Set Up a Paper Processing Center

Central In-Box
Designate one spot for all incoming paper -- mail, receipts, school papers, flyers, everything. A single stack, even if it's sizable, beats several smaller ones mushrooming up around the house.

Action File
Go through your in-box daily to pull items that need attention. Sort them by level of urgency into a three-part "action file." Keep the file in the open so you'll remember to check it often.

Waste Station
Keep a shredder, recycling bin, and trash can in reach so you can toss unwanted paper as soon as it enters the house, before it hits the in-box.

File Cabinet
If space allows, have a file cabinet for papers that don't need action, just
archiving. If not, collect papers to file in an easy-to-access box or folder. Transfer them to long-term storage, wherever that might be, monthly.

Organize Important Papers

Organizer Charlotte Steill of Simply Put Organizing has a slick system for identifying, storing, and dealing with papers that need attention, all in just minutes a day:

1. Set Up an Action File
Decide which type of three-part file container suits your organizing style and available space. Label the sections "Do Now," "Do Later," and "Pending."
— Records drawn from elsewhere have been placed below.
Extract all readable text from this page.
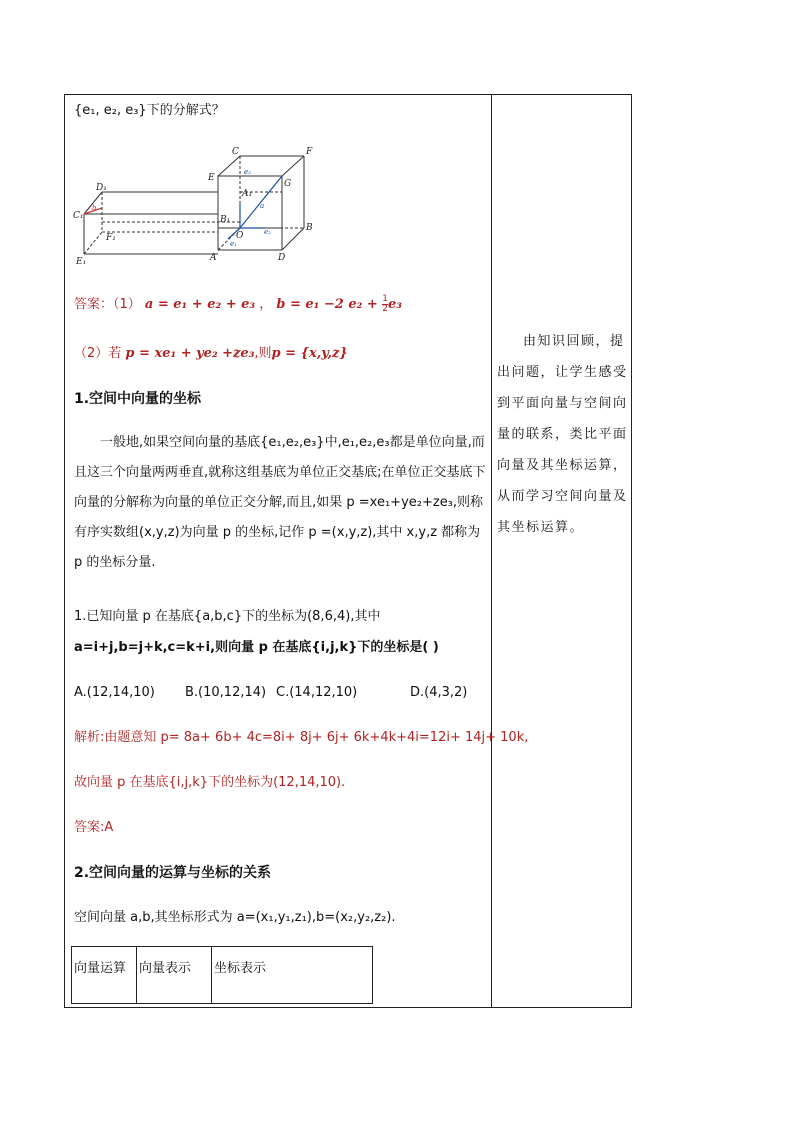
{e₁, e₂, e₃}下的分解式？
C	F
E
G
A₁
D₁
C₁	B₁
F₁	O
B
E₁	A	D
e₃
e₂
e₁
a
b
答案：（1） a = e₁ + e₂ + e₃ ， b = e₁ −2 $e_2 + \frac{1}{2} e_3$
（2）若 p = xe₁ + ye₂ +ze₃,则p = {x,y,z}
1.空间中向量的坐标
一般地,如果空间向量的基底{e₁,e₂,e₃}中,e₁,e₂,e₃都是单位向量,而且这三个向量两两垂直,就称这组基底为单位正交基底;在单位正交基底下向量的分解称为向量的单位正交分解,而且,如果 p =xe₁+ye₂+ze₃,则称有序实数组(x,y,z)为向量 p 的坐标,记作 p =(x,y,z),其中 x,y,z 都称为 p 的坐标分量.
1.已知向量 p 在基底{a,b,c}下的坐标为(8,6,4),其中
a=i+j,b=j+k,c=k+i,则向量 p 在基底{i,j,k}下的坐标是( )
A.(12,14,10) B.(10,12,14) C.(14,12,10)	D.(4,3,2)
解析:由题意知 p= 8a+ 6b+ 4c=8i+ 8j+ 6j+ 6k+4k+4i=12i+ 14j+ 10k,
故向量 p 在基底{i,j,k}下的坐标为(12,14,10).
答案:A
2.空间向量的运算与坐标的关系
空间向量 a,b,其坐标形式为 a=(x₁,y₁,z₁),b=(x₂,y₂,z₂).
向量运算	向量表示	坐标表示
由知识回顾，提出问题，让学生感受到平面向量与空间向量的联系，类比平面向量及其坐标运算，从而学习空间向量及其坐标运算。
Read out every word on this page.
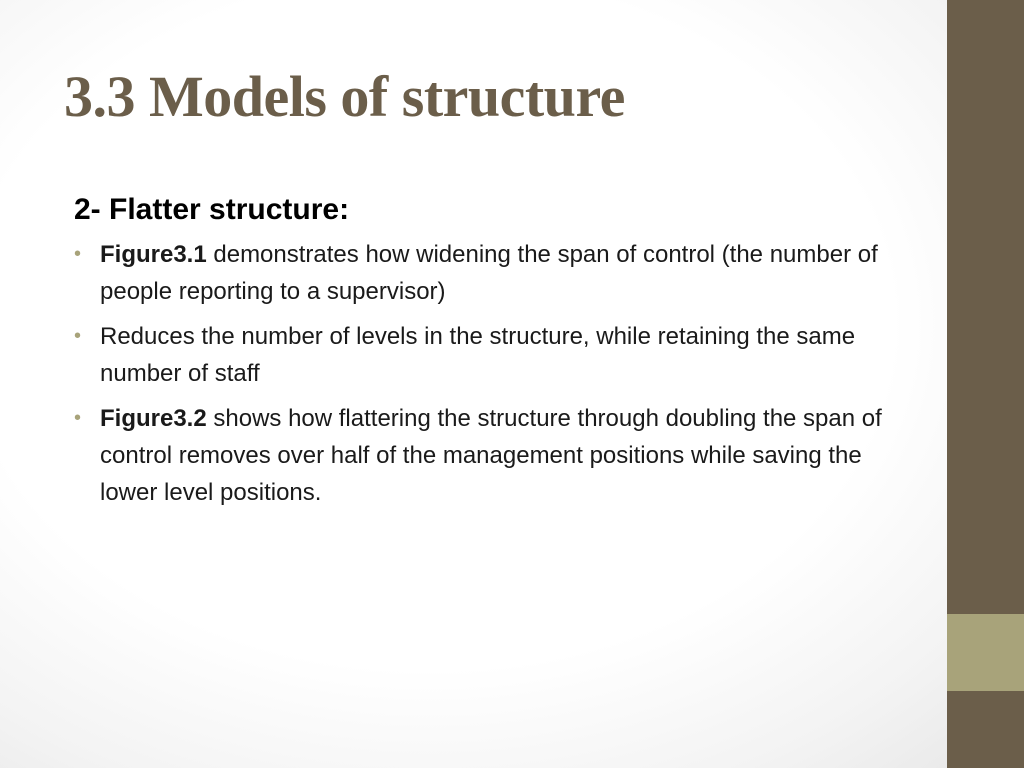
3.3 Models of structure
2- Flatter structure:
• Figure3.1 demonstrates how widening the span of control (the number of people reporting to a supervisor)
• Reduces the number of levels in the structure, while retaining the same number of staff
• Figure3.2 shows how flattering the structure through doubling the span of control removes over half of the management positions while saving the lower level positions.
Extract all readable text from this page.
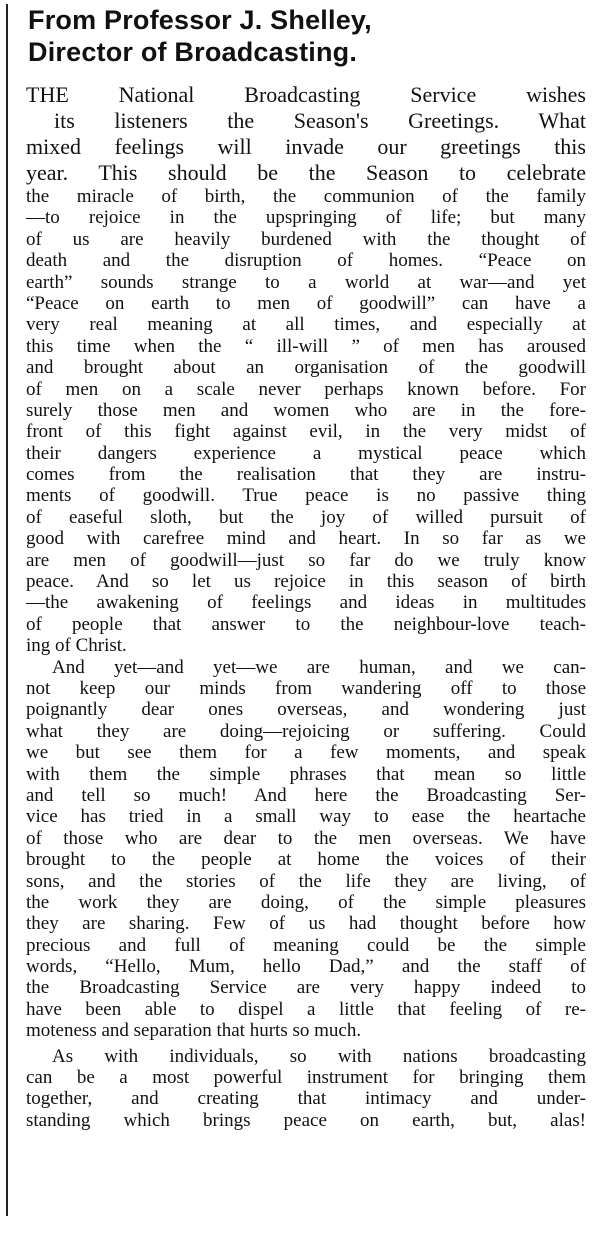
From Professor J. Shelley,
Director of Broadcasting.
THE National Broadcasting Service wishes
its listeners the Season's Greetings. What
mixed feelings will invade our greetings this
year. This should be the Season to celebrate
the miracle of birth, the communion of the family
—to rejoice in the upspringing of life; but many
of us are heavily burdened with the thought of
death and the disruption of homes. “Peace on
earth” sounds strange to a world at war—and yet
“Peace on earth to men of goodwill” can have a
very real meaning at all times, and especially at
this time when the “ ill-will ” of men has aroused
and brought about an organisation of the goodwill
of men on a scale never perhaps known before. For
surely those men and women who are in the fore-
front of this fight against evil, in the very midst of
their dangers experience a mystical peace which
comes from the realisation that they are instru-
ments of goodwill. True peace is no passive thing
of easeful sloth, but the joy of willed pursuit of
good with carefree mind and heart. In so far as we
are men of goodwill—just so far do we truly know
peace. And so let us rejoice in this season of birth
—the awakening of feelings and ideas in multitudes
of people that answer to the neighbour-love teach-
ing of Christ.
And yet—and yet—we are human, and we can-
not keep our minds from wandering off to those
poignantly dear ones overseas, and wondering just
what they are doing—rejoicing or suffering. Could
we but see them for a few moments, and speak
with them the simple phrases that mean so little
and tell so much! And here the Broadcasting Ser-
vice has tried in a small way to ease the heartache
of those who are dear to the men overseas. We have
brought to the people at home the voices of their
sons, and the stories of the life they are living, of
the work they are doing, of the simple pleasures
they are sharing. Few of us had thought before how
precious and full of meaning could be the simple
words, “Hello, Mum, hello Dad,” and the staff of
the Broadcasting Service are very happy indeed to
have been able to dispel a little that feeling of re-
moteness and separation that hurts so much.
As with individuals, so with nations broadcasting
can be a most powerful instrument for bringing them
together, and creating that intimacy and under-
standing which brings peace on earth, but, alas!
Tip: The system you set up for your action papers -- an accordion file, wire desktop sorter, stackable drawers, colored folders -- should match your filing style. If you're a piler, you need a visual reminder to deal with papers. Clear plastic stacking trays from an office supply store show you when you need to take action on each category. If you're a filer, you like everything in its place with minimal visual clutter. A desktop file box fitted with three labeled folders keeps action items nearby but looking neat.

2. Sort Your In-Box
For each item in your in-box, ask yourself, What is the next action that needs to happen and when? The answer will prompt you to file it in one of the categories:

  • "Do Now" includes anything you need to act on in the next week. Examples: bills to pay, permission slips, party invitations with RSVPs
  • "Do Later" contains items you plan to act on within the next three months.
    Examples: vacation fliers, a refinance offer from your bank, a catalog containing something you plan to buy
  • "Pending" includes anything on which you are awaiting a response. Example: receipt for a mail-order purchase that hasn't arrived

Anything else in your in-box is likely an archive or reference paper. Archive papers, such as bank statements, belong in the filing cabinet. No home office? Conceal a filing cabinet under a fabric-draped console in your living or dining room. At tax time, make way for the upcoming year's papers by moving old documents to an accordion file; then move the file to out-of-the-way storage.

3. Maintain Your Action File
"Think of this as a living, breathing thing, like a fish, that needs to be nurtured every day," Steill says. Here's how to keep up with incoming papers and those waiting in your action file, so nothing falls through the cracks:

  • Every day or two: Sort papers from your in-box into the action file. Also, open your Do Now file and take swift action on the most time-sensitive items.
  • Once a week: Visit your Do Later file and take whatever actions you can, moving items to other files within your system or to the recycling bin. Peek at Pending and follow up as needed. As items resolve themselves, recycle the paper or set it aside for long-term storage.
  • Once a month: Move archive papers to your long-term storage solution.

File Miscellaneous Papers

Don't let all those miscellaneous papers you want to save clog your in-box or stack up around the house. Keep them handy but out of sight with these ideas.

Articles You Want to Read
Keep a document envelope in your car or bag so you can read while you wait.

Inspiration and Reference Pages from Magazines
Store these pages in an accordion file folder with labels for each category, such as decorating inspiration or dinner ideas.

Coupons and Receipts
Store a coupon wallet with dividers in your purse or car.

Kid's Art and Schoolwork
A lidded box on a handy shelf is perfect for storing kid's schoolwork. Collect daily papers here as you decide whether they're keepers.

Instruction Books and Warranties
Keep this information in the same room as the item, in a magazine holder if storing multiple manuals. Staple the receipt and warranty card to the cover.